2. The Clinical Systems Problem
Two of the 12 shared clinical systems couldn’t be migrated or replicated — they were SaaS applications hosted by third-party NHS suppliers who had only one tenant and no migration path. The only option was credential and network scoping: new credentials for the subsidiary, network-level isolation to prevent the parent from accessing the subsidiary’s data instances.
This required the clinical systems team to work with three separate NHS-approved SaaS suppliers simultaneously to change authentication configurations and verify data isolation. ACQI tracked the status of all three vendor engagements in the governance layer alongside the infrastructure migration.
3. The DSP Toolkit Clock
NHS DSP Toolkit compliance requires organisations to attest to data processing controls annually.

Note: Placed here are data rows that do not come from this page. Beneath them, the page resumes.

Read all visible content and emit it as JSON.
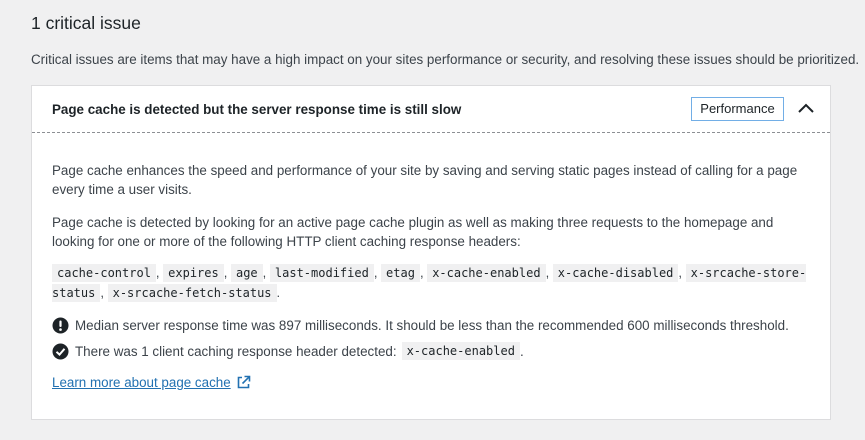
{
  "section": {
    "title": "1 critical issue",
    "description": "Critical issues are items that may have a high impact on your sites performance or security, and resolving these issues should be prioritized."
  },
  "issue": {
    "title": "Page cache is detected but the server response time is still slow",
    "badge": "Performance",
    "paragraph1": "Page cache enhances the speed and performance of your site by saving and serving static pages instead of calling for a page every time a user visits.",
    "paragraph2": "Page cache is detected by looking for an active page cache plugin as well as making three requests to the homepage and looking for one or more of the following HTTP client caching response headers:",
    "headers": [
      "cache-control",
      "expires",
      "age",
      "last-modified",
      "etag",
      "x-cache-enabled",
      "x-cache-disabled",
      "x-srcache-store-status",
      "x-srcache-fetch-status"
    ],
    "results": [
      {
        "icon": "exclamation-circle-icon",
        "text": "Median server response time was 897 milliseconds. It should be less than the recommended 600 milliseconds threshold."
      },
      {
        "icon": "check-circle-icon",
        "text": "There was 1 client caching response header detected:",
        "code": "x-cache-enabled",
        "suffix": "."
      }
    ],
    "link": {
      "label": "Learn more about page cache",
      "icon": "external-link-icon"
    }
  },
  "colors": {
    "background": "#f0f0f1",
    "panel": "#ffffff",
    "badge_border": "#72aee6",
    "link": "#2271b1",
    "text": "#1d2327"
  }
}
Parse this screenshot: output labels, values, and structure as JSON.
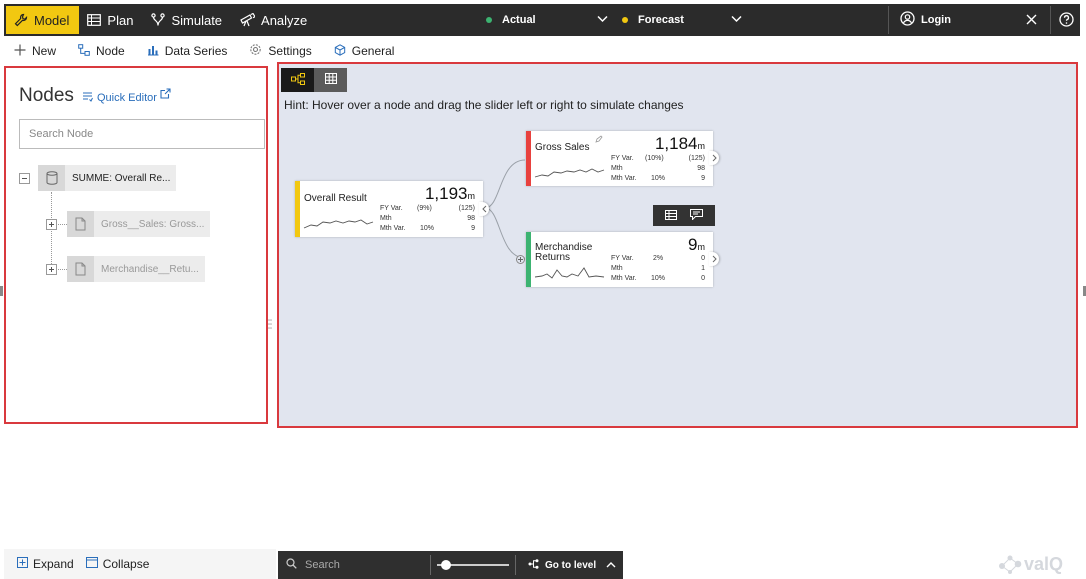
{
  "topbar": {
    "modes": [
      {
        "label": "Model",
        "icon": "wrench-icon",
        "active": true
      },
      {
        "label": "Plan",
        "icon": "table-icon",
        "active": false
      },
      {
        "label": "Simulate",
        "icon": "branch-icon",
        "active": false
      },
      {
        "label": "Analyze",
        "icon": "telescope-icon",
        "active": false
      }
    ],
    "actual": {
      "label": "Actual",
      "color": "#3cb371"
    },
    "forecast": {
      "label": "Forecast",
      "color": "#f2c811"
    },
    "login": "Login"
  },
  "toolbar": {
    "new": "New",
    "node": "Node",
    "data_series": "Data Series",
    "settings": "Settings",
    "general": "General"
  },
  "left_panel": {
    "title": "Nodes",
    "quick_editor": "Quick Editor",
    "search_placeholder": "Search Node",
    "tree": [
      {
        "label": "SUMME: Overall Re...",
        "icon": "database-icon"
      },
      {
        "label": "Gross__Sales: Gross...",
        "icon": "document-icon"
      },
      {
        "label": "Merchandise__Retu...",
        "icon": "document-icon"
      }
    ],
    "expand": "Expand",
    "collapse": "Collapse"
  },
  "canvas": {
    "hint": "Hint: Hover over a node and drag the slider left or right to simulate changes",
    "nodes": {
      "overall": {
        "name": "Overall Result",
        "value": "1,193",
        "unit": "m",
        "color": "#f2c811",
        "fy_label": "FY Var.",
        "fy_pct": "(9%)",
        "fy_abs": "(125)",
        "mth_label": "Mth",
        "mth_abs": "98",
        "mthvar_label": "Mth Var.",
        "mthvar_pct": "10%",
        "mthvar_abs": "9"
      },
      "gross": {
        "name": "Gross Sales",
        "value": "1,184",
        "unit": "m",
        "color": "#e8413e",
        "fy_label": "FY Var.",
        "fy_pct": "(10%)",
        "fy_abs": "(125)",
        "mth_label": "Mth",
        "mth_abs": "98",
        "mthvar_label": "Mth Var.",
        "mthvar_pct": "10%",
        "mthvar_abs": "9"
      },
      "merch": {
        "name1": "Merchandise",
        "name2": "Returns",
        "value": "9",
        "unit": "m",
        "color": "#3cb371",
        "fy_label": "FY Var.",
        "fy_pct": "2%",
        "fy_abs": "0",
        "mth_label": "Mth",
        "mth_abs": "1",
        "mthvar_label": "Mth Var.",
        "mthvar_pct": "10%",
        "mthvar_abs": "0"
      }
    }
  },
  "bottombar": {
    "search": "Search",
    "goto": "Go to level"
  },
  "logo": "valQ"
}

The carve-out had created a situation where the new standalone entity needed to attest by a specific deadline — 16 weeks from the announcement. The previous attestation had covered the shared infrastructure.
With 14 weeks for the carve-out and a 16-week compliance deadline, there was a two-week buffer. That buffer disappeared when one of the clinical system vendors pushed their credential migration by two weeks.
ACQI’s governance layer flagged this as an amber risk in week 8. The integration team had two weeks to escalate to the NHS Digital team and request an extension on the DSP Toolkit attestation timeline. The extension was granted with 48 hours to spare.
What Made This Different
Most carve-out failures happen because the separation is planned from the seller’s perspective. The seller’s IT team builds a plan that keeps the remainder working, then tries to figure out how to give the buyer something functional.
This carve-out worked because the discovery data was available on day one. The integration team could see exactly what was shared, exactly how entangled it was, and exactly what the minimum viable separation looked like. The buyer received a clean environment. The seller kept everything they needed.
The 14-week timeline was aggressive. The ACQI discovery scan made it achievable.